In passato ostaggio di un’autoreferenzialità a tratti debordante, ad esempio nel precedente God’s Favorite Customer (2018), Father John Misty concede nella circostanza la ribalta ad altri.
Ecco ancora una coppia in “We Could Be Strangers”, dal vago aroma blues: “Lei dice: ‘Le probabilità sono contro di te’. ‘Non ti spezzerò il cuore’. Lui dice: ‘Prima o poi perderai quello giusto’. ‘Basta che tu sia te stessa’. Questa conversazione è a un punto morto, forse il futuro sembrerà più luminoso da svestiti”. È un incontro occasionale, ma scivola in tragedia: “Mentre sono là sdraiati sanguinanti in autostrada, lui le prende la mano”. Oppure, avviluppata in arrangiamenti rétro alla Tin Pan Alley, una “Funny Girl”: “Sembri senza pretese, finché la stanza che stai seducendo si riempie di risate a crepapelle e ti trasformi in una Cleopatra alta un metro e mezzo”.
Benché non manchino le divagazioni, dal valzer malinconico di “(Everything But) Her Love” (“Lui guarda la tv, lei consulta l’I Ching e io rimango quasi impassibile quando lui cerca di andarsene”) a un’elegante bossa nova dall’intestazione spagnola, “Olvidado (Otro Momento)”, il centro di gravità è la tradizione americana del Novecento simboleggiata dalla grandeur hollywoodiana di “Q4”, con supplemento di clavicembalo barocco e narrazione consacrata a una scrittrice fallimentare: “Simone scrive poco e male, a meno che il teatrino da scatola nera sia il modo in cui paga l’affitto, una specie di semimemoriale giace nel cassetto della scrivania dei redattori letterari del weekend”.
L’orchestrazione sontuosa dell’insieme, confermata dalle recenti presentazioni dal vivo del repertorio (la settimana scorsa al Barbican di Londra con la Britten Sinfonia e in febbraio alla Walt Disney Concert Hall di Los Angeles accompagnato dalla filarmonica locale), rievoca quella mostrata nel 2017 in Pure Comedy, ampliandone tuttavia gli effetti.
In questo senso, apice dell’opera è – all’epilogo – “The Next 20th Century”, dove – fra nacchere melodrammatiche e improvviso imbizzarrimento di chitarra elettrica – sfilano in sequenza apparizioni da giostra psichedelica (l’autore, del resto, assumeva dosi omeopatiche di LSD allo scopo di contrastare ansia e depressione): da una band di nazisti ingaggiata per suonare in un matrimonio a Val Kilmer nei panni di Batman.
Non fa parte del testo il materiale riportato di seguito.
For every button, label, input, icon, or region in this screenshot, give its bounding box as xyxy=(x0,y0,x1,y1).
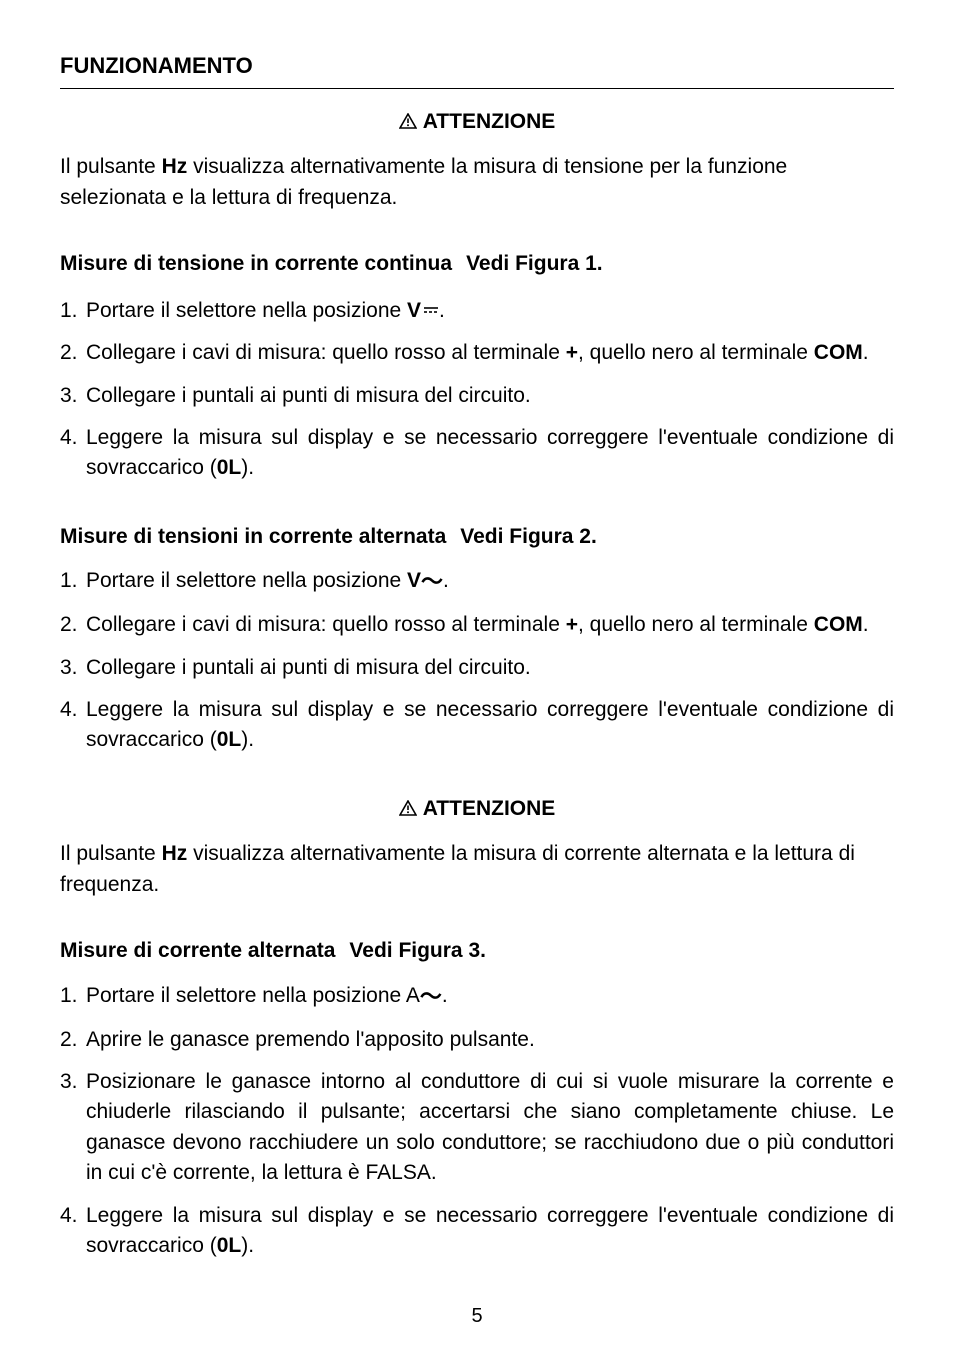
warning-label: ATTENZIONE xyxy=(423,110,556,133)
section-2-title: Misure di tensioni in corrente alternata… xyxy=(60,522,894,552)
list-item: 3.Collegare i puntali ai punti di misura… xyxy=(60,381,894,411)
page-title: FUNZIONAMENTO xyxy=(60,50,894,89)
warning-heading-1: ATTENZIONE xyxy=(60,107,894,138)
warning-icon xyxy=(399,108,417,138)
section-3-steps: 1.Portare il selettore nella posizione A… xyxy=(60,981,894,1262)
warning-text-2: Il pulsante Hz visualizza alternativamen… xyxy=(60,839,894,900)
list-item: 3.Collegare i puntali ai punti di misura… xyxy=(60,653,894,683)
list-item: 4.Leggere la misura sul display e se nec… xyxy=(60,695,894,756)
section-1-title: Misure di tensione in corrente continuaV… xyxy=(60,249,894,279)
list-item: 1.Portare il selettore nella posizione V… xyxy=(60,294,894,326)
warning-text-1: Il pulsante Hz visualizza alternativamen… xyxy=(60,152,894,213)
ac-icon: 〜 xyxy=(420,981,442,1013)
dc-icon xyxy=(423,294,439,324)
list-item: 2.Collegare i cavi di misura: quello ros… xyxy=(60,338,894,368)
list-item: 3.Posizionare le ganasce intorno al cond… xyxy=(60,1067,894,1189)
list-item: 1.Portare il selettore nella posizione V… xyxy=(60,566,894,598)
section-1-steps: 1.Portare il selettore nella posizione V… xyxy=(60,294,894,484)
warning-icon xyxy=(399,795,417,825)
list-item: 4.Leggere la misura sul display e se nec… xyxy=(60,423,894,484)
section-2-steps: 1.Portare il selettore nella posizione V… xyxy=(60,566,894,756)
list-item: 2.Collegare i cavi di misura: quello ros… xyxy=(60,610,894,640)
warning-label: ATTENZIONE xyxy=(423,797,556,820)
list-item: 2.Aprire le ganasce premendo l'apposito … xyxy=(60,1025,894,1055)
page-number: 5 xyxy=(60,1302,894,1331)
warning-heading-2: ATTENZIONE xyxy=(60,794,894,825)
list-item: 4.Leggere la misura sul display e se nec… xyxy=(60,1201,894,1262)
section-3-title: Misure di corrente alternataVedi Figura … xyxy=(60,936,894,966)
ac-icon: 〜 xyxy=(421,566,443,598)
list-item: 1.Portare il selettore nella posizione A… xyxy=(60,981,894,1013)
Morale: “La ruota sta girando, dalla notte al giorno, tutto è in transizione, tutto deve cambiare, ma nessuno di noi qui vedrà mai la terra promessa”.
E gattopardescamente: “Le cose continuano a peggiorare pur rimanendo stranamente le stesse”. Che fa dunque il nostro eroe? “Io mi prendo le canzoni d’amore e in cambio vi lascio il futuro”.
Varcata la soglia dei 40 anni, prodigandosi in un esercizio di stile formalmente impeccabile, per quanto in alcuni momenti stucchevole, l’ambizioso ed eccentrico Padre Tillman sembra intenzionato ad avverare ciò che annunciò tempo fa al “New Yorker”: “Voglio essere autenticamente falso anziché falsamente autentico”.